Theme: Religious tolerance, Enlightenment humanism, narrative ethics, dialogic subjectivity.
Thinking Through Michel Foucault (1926-1984)’s Philosophy on the Art Essence
Lessing’s Nathan the Wise is not only a defense of religious pluralism but a radical performance of ethical subjectivity, as imagined through Enlightenment parrhesia—the act of speaking truth with moral courage, especially when it defies institutional dogma. The drama, set in Jerusalem during the Crusades, unfolds a luminous ethical parable: a Jewish merchant (Nathan), a Christian Templar, and a Muslim Sultan converge to discover their kinship—literal and metaphorical.
Through the Foucauldian lens, Nathan’s ethical life represents a practice of self, rooted in dialogic openness, narrative care, and the rejection of rigid identity categories. His “care of the self” is not isolationist—it is relational, built on an inner ethos that sees the self in the other. When the Sultan asks which religion is true, Nathan tells the Parable of the Three Rings, displacing the question of doctrinal truth and replacing it with ethical praxis: the value of a ring lies not in what it claims, but in how it is lived.
This is a profound instance of ethical parrhesia—a truth-telling that does not destroy, but unbinds. Foucault argued that in antiquity, ethics involved stylizing one’s existence, shaping it as a work of art. Nathan performs precisely this: his life is a practice of moderation, kindness, and truthfulness, not in the name of God, but in the name of human relationality.

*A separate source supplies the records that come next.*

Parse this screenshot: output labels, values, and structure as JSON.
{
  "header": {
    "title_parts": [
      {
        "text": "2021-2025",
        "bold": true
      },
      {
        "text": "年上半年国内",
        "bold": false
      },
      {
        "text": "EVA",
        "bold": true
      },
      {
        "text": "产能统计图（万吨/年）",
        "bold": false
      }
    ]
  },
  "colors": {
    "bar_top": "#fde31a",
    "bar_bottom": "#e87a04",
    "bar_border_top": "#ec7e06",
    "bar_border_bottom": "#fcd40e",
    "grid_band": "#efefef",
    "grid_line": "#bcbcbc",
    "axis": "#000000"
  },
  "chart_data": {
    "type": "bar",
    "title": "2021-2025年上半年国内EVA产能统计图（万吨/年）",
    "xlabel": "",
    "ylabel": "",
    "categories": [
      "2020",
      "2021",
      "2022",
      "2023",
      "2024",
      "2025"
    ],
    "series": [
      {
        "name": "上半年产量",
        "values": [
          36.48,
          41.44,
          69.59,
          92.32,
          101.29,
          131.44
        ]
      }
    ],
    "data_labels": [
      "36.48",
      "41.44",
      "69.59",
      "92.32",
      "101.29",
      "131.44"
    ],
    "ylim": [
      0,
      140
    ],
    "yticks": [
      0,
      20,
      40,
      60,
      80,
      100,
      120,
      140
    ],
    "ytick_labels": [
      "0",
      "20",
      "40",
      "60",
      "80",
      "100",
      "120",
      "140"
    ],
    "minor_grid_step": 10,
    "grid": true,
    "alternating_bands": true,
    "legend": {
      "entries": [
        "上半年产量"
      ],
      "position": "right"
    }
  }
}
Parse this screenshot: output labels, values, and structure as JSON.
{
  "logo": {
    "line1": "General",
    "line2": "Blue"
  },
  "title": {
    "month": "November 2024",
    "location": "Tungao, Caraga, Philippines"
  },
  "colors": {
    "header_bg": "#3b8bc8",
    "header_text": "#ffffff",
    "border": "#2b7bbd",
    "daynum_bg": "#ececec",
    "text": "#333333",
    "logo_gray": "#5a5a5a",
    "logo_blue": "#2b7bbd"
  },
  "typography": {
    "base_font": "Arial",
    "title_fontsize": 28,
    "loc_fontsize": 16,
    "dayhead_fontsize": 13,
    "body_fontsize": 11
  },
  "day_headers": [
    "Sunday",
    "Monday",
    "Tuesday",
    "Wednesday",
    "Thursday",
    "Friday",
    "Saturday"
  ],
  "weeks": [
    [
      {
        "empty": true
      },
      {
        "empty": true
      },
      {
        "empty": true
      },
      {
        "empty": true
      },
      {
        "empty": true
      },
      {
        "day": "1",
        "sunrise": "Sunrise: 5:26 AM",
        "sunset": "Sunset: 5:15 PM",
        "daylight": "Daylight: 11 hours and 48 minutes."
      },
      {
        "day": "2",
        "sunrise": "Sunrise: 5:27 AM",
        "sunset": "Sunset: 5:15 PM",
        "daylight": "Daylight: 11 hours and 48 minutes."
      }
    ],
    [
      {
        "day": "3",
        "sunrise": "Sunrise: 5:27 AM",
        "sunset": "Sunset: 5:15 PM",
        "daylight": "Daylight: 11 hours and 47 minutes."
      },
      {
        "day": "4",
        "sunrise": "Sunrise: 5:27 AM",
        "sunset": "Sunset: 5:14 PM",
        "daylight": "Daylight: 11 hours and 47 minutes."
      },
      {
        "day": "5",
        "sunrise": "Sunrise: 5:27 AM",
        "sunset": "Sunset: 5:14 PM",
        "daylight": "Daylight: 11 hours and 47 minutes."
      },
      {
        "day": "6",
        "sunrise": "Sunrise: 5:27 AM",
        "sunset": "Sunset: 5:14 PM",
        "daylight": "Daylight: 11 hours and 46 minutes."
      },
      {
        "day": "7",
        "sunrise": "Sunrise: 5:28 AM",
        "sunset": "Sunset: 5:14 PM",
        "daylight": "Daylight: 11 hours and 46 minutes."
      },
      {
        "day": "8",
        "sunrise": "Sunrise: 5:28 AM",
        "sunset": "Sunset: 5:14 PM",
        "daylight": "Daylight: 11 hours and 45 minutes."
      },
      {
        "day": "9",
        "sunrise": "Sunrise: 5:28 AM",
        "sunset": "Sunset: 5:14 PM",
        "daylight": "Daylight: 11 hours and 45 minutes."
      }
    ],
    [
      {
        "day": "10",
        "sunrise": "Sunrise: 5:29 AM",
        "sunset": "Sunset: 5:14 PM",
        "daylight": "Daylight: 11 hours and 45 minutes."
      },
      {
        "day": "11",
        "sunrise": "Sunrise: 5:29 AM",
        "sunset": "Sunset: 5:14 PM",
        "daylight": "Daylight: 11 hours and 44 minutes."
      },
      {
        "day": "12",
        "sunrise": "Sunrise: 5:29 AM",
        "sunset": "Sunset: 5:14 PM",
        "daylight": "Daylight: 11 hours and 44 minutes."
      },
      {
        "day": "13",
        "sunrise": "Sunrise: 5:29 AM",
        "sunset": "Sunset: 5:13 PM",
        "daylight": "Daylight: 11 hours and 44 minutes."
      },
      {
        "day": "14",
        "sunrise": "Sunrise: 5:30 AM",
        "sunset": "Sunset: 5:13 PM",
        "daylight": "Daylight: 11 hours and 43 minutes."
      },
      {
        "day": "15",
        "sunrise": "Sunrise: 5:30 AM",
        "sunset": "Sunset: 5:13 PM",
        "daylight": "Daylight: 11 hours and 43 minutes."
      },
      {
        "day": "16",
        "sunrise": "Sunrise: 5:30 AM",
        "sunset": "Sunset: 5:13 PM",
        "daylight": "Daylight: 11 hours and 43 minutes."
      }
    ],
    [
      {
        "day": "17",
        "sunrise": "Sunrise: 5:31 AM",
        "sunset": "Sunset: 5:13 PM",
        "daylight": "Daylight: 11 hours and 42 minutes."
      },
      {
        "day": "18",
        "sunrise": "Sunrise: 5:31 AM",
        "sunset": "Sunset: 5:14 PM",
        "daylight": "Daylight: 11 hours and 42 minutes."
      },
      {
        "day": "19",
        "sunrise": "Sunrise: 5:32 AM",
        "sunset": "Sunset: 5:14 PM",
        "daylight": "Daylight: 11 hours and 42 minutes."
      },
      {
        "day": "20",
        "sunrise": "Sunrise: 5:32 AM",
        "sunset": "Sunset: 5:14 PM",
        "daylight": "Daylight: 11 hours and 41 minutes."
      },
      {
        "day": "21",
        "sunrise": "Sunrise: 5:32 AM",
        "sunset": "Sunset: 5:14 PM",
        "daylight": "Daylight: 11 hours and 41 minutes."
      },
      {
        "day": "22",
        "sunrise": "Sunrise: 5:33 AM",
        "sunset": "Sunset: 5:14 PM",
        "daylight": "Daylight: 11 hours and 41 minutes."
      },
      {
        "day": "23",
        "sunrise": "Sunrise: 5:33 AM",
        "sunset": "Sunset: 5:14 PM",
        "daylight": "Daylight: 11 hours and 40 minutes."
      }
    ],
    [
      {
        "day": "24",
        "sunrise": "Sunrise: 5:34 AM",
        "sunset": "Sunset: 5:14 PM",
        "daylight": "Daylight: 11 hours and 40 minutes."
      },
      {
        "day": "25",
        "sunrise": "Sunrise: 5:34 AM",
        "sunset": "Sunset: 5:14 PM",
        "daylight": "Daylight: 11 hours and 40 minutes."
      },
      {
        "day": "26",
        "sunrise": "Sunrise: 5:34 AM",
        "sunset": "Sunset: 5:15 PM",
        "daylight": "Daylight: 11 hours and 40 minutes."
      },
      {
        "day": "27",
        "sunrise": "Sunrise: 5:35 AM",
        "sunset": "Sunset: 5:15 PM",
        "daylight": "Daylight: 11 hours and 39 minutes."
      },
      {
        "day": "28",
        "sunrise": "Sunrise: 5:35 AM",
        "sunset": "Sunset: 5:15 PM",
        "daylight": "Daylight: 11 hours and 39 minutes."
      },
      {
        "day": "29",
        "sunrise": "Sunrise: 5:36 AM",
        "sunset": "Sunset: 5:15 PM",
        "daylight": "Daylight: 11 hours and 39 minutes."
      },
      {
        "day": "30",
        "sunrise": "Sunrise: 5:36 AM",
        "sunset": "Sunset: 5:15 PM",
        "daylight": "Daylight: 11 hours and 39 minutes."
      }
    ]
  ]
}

Whereas Voltaire’s Mahomet showed how truth can enslave, Nathan the Wise reveals how truth—when unshackled from power—frees the subject to dwell in uncertainty with compassion. This is not truth as doctrine, but truth as ethical comportment, what Foucault would call technologies of the self: voluntary, iterative, and grounded in care.
In addition, Nathan the Wise exposes the discursive production of enmity. The Templar, for instance, initially views Nathan with suspicion because of his Jewishness, a suspicion produced by Christian polemical discourse. But through interaction, the narrative unwinds these discourses, showing how subjectivity can be unlearned and refashioned through ethical encounter.
Foucault also reminds us that power is everywhere—not just repressive, but productive. The play dramatizes this through its setting: Jerusalem, city of intersecting empires and theologies, becomes an ecology of overlapping truth claims. Yet Lessing dares to imagine a world where dialogue, rather than war, becomes the means of truth.
In this way, Nathan the Wise performs the impossible task of Enlightenment parrhesia: to speak outside the regimes of one’s own tradition. It offers not the destruction of religion, but its transformation—from law into love, from boundary into bond.